Still talking of developing Mmamantswe, Aviva Corp. does not believe South Africa’s position on the import of coal-fired energy is sustainable. Tony Iannello, Aviva’s outgoing chairman, accepts that IRP2010 rules out a deal with Eskom, but is looking at exporting coal to smaller South African operators.
The plan and beyond
South Africa has to increase its present baseload of 45,000 MW to 85,000 MW by 2030. IRP2010 relies on adding a net 3000 MW of power from current programmes and 38,000 MW from new build operations. The plant’s Rand 856 billion price tag would result in an eventual electricity price of around Rand 1.10/kWh by 2019 from Rand 0.40 – discounted prices.
The draft IRP2010 sees coal almost totally giving way to nuclear energy, gas and renewables as the fuels for new sources of power generation by 2030. It builds a reliance on wind power, solar energy, generation using biomass and landfill, which analysts argue will not be able to meet the expectations placed on them of building up to contribute almost 15% of the baseload by 2030 and to be the largest (30%) contributor of new build energy.
Gas – in the later years largely imported – will increase from virtually 0 to 10% of the baseload; major hydropower from 0 to 4%; wind power from 0 to 5%; solar, photovoltaic, landfill and biomass from virtually 0 to 9%; and power from cogeneration projects from 1 to 2%. Apart from gas, the only use of imported power will be 3349 MW (4%), 1000 MW of it coal-fired energy (1%).
As 14,000 MW of current programmes unfold, there will be decommissioning of existing facilities to a total of 11,000 MW. Of the 14,000 MW input, coal generation will provide 72%.
Of the coal-fired energy, 86% will come from Medupi, now under construction, and Kusile. Eskom chief executive, Brian Dames, has confirmed both are now fully funded. The balance will come from the ongoing recommissioning of previously mothballed plants. The first feed from the new plants will be in 2013 and their contribution will build up over seven years. Power from recommissioning will reach its peak by 2013.
Chosen new build options
Of the proposed new build options, the first significant energy will come on in 2014. Nuclear generation will provide 25% of new build capacity, coming on in 2023 and building up over seven years; gas 20%, coming on in 2019 (build up period 12 years); solar, landfill and biomass 20% (2016, 12 years); wind 10% (2014, six years); coal using fluidised bed combustion and flue gas desulphurisation 10% (2027, four years); imported hydropower 9% (2020, four years); imported coal 3% (2027, two years); and cogeneration and demand response 3% (2011, five years).

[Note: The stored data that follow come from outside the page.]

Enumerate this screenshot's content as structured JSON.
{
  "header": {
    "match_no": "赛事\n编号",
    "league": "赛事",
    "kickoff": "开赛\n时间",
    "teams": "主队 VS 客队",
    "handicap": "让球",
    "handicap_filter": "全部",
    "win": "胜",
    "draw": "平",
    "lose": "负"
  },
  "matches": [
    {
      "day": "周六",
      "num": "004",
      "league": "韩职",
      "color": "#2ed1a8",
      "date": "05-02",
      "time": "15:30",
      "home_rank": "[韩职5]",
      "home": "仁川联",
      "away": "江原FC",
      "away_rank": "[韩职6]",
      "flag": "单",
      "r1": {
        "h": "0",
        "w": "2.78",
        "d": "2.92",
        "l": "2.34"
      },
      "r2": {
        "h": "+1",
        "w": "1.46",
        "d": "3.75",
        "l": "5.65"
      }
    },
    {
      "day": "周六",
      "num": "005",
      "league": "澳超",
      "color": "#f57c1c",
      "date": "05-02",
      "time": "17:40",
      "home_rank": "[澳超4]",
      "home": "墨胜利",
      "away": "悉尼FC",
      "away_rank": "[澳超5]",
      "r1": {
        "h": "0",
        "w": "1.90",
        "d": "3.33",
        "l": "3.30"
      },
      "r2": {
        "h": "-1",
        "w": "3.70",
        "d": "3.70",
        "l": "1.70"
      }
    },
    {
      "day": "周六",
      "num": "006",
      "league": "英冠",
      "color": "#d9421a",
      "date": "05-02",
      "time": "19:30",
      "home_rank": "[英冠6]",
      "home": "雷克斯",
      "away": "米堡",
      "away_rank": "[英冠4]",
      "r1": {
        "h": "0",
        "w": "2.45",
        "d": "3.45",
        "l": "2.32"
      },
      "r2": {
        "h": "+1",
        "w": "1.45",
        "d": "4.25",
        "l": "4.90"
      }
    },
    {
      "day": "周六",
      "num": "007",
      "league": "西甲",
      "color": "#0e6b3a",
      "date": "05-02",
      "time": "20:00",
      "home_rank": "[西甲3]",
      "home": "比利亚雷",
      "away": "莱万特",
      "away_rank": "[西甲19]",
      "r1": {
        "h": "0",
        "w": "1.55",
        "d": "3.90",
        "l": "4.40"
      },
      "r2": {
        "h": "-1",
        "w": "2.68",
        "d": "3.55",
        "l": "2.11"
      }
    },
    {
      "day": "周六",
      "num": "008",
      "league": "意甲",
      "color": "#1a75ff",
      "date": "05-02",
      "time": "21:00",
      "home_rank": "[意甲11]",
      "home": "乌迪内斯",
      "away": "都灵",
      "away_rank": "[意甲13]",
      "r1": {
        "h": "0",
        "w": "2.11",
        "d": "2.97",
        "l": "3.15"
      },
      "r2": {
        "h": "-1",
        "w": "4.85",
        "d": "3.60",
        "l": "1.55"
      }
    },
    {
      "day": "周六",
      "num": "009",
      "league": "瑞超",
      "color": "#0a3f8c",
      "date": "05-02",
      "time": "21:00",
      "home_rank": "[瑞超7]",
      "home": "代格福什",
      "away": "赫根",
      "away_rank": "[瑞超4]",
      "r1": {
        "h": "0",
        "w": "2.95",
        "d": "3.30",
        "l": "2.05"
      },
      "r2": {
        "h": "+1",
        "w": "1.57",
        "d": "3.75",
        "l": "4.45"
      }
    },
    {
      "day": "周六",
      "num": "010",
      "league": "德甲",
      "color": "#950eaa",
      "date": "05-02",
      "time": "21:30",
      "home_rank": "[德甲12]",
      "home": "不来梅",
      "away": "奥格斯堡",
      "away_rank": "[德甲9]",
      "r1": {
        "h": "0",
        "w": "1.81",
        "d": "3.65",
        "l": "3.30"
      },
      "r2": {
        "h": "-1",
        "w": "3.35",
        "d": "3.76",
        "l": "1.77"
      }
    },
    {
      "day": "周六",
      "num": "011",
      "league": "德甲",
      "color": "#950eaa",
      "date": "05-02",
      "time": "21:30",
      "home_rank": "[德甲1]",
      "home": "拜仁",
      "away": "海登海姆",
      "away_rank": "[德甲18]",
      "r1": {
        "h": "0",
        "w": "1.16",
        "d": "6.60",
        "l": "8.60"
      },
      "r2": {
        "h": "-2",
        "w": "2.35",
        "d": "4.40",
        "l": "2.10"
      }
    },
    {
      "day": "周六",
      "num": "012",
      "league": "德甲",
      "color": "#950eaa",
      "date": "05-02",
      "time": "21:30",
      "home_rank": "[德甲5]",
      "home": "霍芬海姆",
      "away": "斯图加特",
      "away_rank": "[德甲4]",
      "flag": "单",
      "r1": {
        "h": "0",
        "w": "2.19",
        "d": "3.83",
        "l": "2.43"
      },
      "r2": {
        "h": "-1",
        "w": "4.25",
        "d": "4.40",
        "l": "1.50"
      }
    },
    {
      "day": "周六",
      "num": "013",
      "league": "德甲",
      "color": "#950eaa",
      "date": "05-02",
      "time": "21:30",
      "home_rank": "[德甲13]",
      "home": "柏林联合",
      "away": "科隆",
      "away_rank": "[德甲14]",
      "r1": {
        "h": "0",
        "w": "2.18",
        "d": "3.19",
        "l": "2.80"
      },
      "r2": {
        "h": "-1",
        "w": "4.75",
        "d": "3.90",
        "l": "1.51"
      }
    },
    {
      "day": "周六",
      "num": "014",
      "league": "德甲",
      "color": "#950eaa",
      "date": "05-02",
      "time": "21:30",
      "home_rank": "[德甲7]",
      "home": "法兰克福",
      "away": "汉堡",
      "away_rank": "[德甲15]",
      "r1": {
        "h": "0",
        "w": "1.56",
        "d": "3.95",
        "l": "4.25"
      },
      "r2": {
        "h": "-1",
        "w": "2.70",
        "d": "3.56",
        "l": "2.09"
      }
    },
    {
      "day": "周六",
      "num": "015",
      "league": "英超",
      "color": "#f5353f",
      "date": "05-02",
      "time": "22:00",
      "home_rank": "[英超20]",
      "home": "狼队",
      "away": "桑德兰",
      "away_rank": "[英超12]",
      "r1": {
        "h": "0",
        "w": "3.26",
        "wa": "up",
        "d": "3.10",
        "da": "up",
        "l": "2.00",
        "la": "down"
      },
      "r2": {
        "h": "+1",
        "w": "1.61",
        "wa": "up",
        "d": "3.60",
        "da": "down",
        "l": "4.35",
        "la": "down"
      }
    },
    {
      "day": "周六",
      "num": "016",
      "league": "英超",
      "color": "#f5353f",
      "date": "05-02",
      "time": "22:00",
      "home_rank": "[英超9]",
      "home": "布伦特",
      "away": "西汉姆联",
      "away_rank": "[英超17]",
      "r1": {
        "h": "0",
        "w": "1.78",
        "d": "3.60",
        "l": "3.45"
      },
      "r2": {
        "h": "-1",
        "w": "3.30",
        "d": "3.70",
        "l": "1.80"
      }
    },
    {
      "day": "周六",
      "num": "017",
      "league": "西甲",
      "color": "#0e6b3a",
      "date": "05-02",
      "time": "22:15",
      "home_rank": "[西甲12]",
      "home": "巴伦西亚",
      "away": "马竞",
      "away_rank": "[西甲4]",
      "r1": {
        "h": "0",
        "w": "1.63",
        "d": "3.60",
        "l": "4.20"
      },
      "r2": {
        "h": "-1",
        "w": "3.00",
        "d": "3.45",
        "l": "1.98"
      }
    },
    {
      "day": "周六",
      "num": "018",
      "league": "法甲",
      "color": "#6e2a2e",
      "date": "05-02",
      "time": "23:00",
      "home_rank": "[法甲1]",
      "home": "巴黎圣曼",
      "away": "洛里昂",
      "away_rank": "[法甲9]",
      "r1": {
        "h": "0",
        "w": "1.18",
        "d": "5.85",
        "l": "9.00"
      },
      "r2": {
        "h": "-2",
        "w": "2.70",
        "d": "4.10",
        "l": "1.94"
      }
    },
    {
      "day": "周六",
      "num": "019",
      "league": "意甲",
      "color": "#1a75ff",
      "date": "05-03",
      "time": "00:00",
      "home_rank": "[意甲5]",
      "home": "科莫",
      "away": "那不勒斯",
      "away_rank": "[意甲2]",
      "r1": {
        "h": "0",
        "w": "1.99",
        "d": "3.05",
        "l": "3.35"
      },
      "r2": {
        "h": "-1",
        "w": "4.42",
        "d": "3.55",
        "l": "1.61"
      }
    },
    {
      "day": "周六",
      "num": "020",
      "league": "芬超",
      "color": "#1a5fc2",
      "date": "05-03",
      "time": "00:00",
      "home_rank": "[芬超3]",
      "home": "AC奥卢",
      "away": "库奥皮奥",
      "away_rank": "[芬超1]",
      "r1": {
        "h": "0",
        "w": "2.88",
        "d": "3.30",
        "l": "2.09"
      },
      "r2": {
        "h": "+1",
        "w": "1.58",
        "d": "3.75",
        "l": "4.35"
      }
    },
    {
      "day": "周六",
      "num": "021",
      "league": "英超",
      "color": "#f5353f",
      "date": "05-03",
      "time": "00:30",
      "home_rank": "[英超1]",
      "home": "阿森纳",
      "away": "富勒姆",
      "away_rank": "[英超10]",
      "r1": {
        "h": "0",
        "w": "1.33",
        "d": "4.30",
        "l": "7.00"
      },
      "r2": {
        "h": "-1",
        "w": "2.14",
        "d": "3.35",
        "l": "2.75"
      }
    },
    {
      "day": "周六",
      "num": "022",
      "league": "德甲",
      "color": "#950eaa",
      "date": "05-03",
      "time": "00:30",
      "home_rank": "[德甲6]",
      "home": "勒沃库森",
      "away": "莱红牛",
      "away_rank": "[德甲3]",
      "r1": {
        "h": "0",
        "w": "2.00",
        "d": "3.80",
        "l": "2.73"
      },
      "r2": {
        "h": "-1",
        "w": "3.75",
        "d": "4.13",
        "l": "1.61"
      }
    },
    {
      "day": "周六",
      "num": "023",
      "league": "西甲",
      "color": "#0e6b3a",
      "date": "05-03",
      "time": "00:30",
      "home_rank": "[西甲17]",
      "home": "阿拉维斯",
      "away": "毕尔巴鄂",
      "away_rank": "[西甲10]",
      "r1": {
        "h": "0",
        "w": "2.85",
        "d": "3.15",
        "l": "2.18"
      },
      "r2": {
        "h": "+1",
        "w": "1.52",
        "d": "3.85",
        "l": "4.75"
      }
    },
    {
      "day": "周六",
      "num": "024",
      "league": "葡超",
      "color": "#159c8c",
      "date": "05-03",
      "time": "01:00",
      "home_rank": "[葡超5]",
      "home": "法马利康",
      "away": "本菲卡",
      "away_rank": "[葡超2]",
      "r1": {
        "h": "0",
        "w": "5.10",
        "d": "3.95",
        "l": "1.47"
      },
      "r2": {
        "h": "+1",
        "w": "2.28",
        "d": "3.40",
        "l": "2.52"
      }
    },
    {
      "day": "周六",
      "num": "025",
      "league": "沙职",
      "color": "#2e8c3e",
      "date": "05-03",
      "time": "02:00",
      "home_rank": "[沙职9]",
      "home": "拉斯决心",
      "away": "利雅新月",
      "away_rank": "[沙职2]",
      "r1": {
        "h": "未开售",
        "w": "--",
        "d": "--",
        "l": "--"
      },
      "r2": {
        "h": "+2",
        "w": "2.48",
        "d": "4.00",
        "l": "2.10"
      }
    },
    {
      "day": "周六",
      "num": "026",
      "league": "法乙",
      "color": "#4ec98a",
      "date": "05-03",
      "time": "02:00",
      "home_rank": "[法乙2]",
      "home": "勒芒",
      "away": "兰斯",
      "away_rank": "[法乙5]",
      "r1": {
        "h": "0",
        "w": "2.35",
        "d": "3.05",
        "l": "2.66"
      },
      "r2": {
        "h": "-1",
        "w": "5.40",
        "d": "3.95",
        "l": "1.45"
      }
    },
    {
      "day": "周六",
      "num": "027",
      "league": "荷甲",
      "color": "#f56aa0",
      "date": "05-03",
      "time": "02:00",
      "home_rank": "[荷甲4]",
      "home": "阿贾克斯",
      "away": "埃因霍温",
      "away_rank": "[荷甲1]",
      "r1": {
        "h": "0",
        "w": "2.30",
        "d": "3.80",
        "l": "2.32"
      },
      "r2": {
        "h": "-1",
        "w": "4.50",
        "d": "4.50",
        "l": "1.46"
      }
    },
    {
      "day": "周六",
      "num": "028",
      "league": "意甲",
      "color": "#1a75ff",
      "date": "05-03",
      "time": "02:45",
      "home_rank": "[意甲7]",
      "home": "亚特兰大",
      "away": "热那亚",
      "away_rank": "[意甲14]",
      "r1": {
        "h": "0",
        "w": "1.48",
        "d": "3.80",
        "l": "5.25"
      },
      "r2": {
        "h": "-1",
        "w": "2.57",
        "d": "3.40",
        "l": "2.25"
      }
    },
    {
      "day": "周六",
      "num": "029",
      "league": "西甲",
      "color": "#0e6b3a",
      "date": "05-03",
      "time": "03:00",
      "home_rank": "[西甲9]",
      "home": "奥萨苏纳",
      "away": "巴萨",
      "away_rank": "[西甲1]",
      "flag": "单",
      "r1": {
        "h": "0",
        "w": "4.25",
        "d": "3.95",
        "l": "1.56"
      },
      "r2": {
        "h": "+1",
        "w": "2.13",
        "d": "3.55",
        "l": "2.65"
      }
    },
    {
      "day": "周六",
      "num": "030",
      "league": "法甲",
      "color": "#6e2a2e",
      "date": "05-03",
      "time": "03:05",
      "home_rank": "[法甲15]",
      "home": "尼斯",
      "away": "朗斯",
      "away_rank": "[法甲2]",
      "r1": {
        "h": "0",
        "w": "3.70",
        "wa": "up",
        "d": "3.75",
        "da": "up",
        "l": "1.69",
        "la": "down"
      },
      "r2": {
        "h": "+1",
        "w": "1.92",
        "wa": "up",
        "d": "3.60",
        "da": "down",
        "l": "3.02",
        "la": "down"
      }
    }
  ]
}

Coal could make a minor comeback on a wave of expected new technology to produce clean coal. Additional to inputs under the plan, up to 5000 MW of generic coal-based power generation by Eskom or independent power producers (IPPs) using clean coal technology could ramp up from 2027 and continue well beyond IRP2010.
This points to a small window of opportunity for coal, particularly in a fallback role. IRP2010 says that clean coal technologies were not sufficiently developed to be included in the plan but, with their commercialisation, additional options for coal generation could become viable. Dames has since said that South Africa’s access to cheap coal meant it would be unwise to dispense with it.